La 60e cérémonie des Grammy Awards, qui aura lieu le 28 janvier 2018, devrait récompenser un artiste noir pour l'album de l'année, ce qui n'est pas arrivé depuis 2008. Idem pour les autres catégories reines. Accusé de racisme depuis sa création en 1959, le comité a des choses à prouver.

Jay Z, Kendrick Lamar et Pharrell Williams aux Grammy Awards en 2014 I Christopher Polk / GETTY IMAGES NORTH AMERICA / AFP
C'est une première depuis presque vingt ans: aucun homme blanc n'est nommé pour concourir au titre de meilleur album de l'année aux Grammy Awards. La remise des prix, qui aura lieu le 28 janvier 2018, n'avait pas connu cela depuis l'édition de 1999 –Lauryn Hill avait alors battu Sheryl Crow, Garbage, Madonna et Shania Twain.

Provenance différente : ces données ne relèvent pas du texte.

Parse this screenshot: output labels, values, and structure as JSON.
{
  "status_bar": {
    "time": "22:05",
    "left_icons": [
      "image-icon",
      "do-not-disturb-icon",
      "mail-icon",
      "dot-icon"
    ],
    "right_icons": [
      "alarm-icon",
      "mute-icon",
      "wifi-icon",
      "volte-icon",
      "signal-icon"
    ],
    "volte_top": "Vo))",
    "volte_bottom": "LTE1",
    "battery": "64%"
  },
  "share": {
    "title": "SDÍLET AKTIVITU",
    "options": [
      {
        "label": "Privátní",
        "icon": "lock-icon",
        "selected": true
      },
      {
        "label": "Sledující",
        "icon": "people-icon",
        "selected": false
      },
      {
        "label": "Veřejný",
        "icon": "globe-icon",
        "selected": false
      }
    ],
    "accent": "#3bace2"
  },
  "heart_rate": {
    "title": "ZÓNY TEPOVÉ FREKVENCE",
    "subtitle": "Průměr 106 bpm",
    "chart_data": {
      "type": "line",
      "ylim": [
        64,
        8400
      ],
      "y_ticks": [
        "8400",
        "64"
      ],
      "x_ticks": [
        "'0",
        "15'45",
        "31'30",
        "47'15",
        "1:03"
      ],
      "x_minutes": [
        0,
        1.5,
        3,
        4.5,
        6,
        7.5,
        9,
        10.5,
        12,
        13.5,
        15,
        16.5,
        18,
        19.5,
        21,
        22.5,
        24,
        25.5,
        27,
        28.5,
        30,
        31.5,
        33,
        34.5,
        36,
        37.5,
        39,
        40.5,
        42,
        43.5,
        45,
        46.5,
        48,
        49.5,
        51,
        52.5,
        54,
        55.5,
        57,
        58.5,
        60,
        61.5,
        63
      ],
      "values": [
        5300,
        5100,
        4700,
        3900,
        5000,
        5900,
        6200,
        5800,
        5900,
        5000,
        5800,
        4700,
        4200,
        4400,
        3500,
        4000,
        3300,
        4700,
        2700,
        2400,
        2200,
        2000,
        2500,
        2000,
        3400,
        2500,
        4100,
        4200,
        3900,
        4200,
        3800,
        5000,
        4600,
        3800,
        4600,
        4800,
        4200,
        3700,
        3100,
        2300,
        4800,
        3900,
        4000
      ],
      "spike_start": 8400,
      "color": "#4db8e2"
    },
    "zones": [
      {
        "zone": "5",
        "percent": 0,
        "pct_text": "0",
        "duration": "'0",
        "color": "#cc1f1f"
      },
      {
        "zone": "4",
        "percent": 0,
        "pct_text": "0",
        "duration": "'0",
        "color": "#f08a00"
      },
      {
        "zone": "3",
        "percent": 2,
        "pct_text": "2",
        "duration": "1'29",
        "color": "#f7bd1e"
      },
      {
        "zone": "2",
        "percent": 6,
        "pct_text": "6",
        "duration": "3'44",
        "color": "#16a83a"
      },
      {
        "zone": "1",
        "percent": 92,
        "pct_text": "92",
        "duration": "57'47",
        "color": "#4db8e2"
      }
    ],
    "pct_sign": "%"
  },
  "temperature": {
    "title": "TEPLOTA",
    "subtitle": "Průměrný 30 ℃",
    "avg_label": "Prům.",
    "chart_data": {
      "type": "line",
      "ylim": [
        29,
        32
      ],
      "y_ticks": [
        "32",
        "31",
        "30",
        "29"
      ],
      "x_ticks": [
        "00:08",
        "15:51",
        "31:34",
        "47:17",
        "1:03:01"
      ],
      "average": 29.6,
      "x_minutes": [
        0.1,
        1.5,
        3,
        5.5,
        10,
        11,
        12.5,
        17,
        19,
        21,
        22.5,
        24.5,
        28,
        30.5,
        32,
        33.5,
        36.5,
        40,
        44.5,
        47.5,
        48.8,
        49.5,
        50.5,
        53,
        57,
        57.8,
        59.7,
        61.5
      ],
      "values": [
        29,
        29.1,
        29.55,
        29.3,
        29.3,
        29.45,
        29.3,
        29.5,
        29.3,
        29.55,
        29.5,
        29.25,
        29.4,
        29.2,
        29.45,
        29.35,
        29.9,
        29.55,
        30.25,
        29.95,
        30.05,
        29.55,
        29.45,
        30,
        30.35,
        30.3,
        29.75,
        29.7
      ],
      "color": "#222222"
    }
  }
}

Cette année, Childish Gambino, Bruno Mars, Kendrick Lamar, Jay Z et Lorde se disputeront le trophée. Si cela peut paraître anodin, il faut se rappeler l'historique de cette «compétition» musicale, entachée de polémiques et de boycotts liés à de supposés choix racistes effectués par le comité.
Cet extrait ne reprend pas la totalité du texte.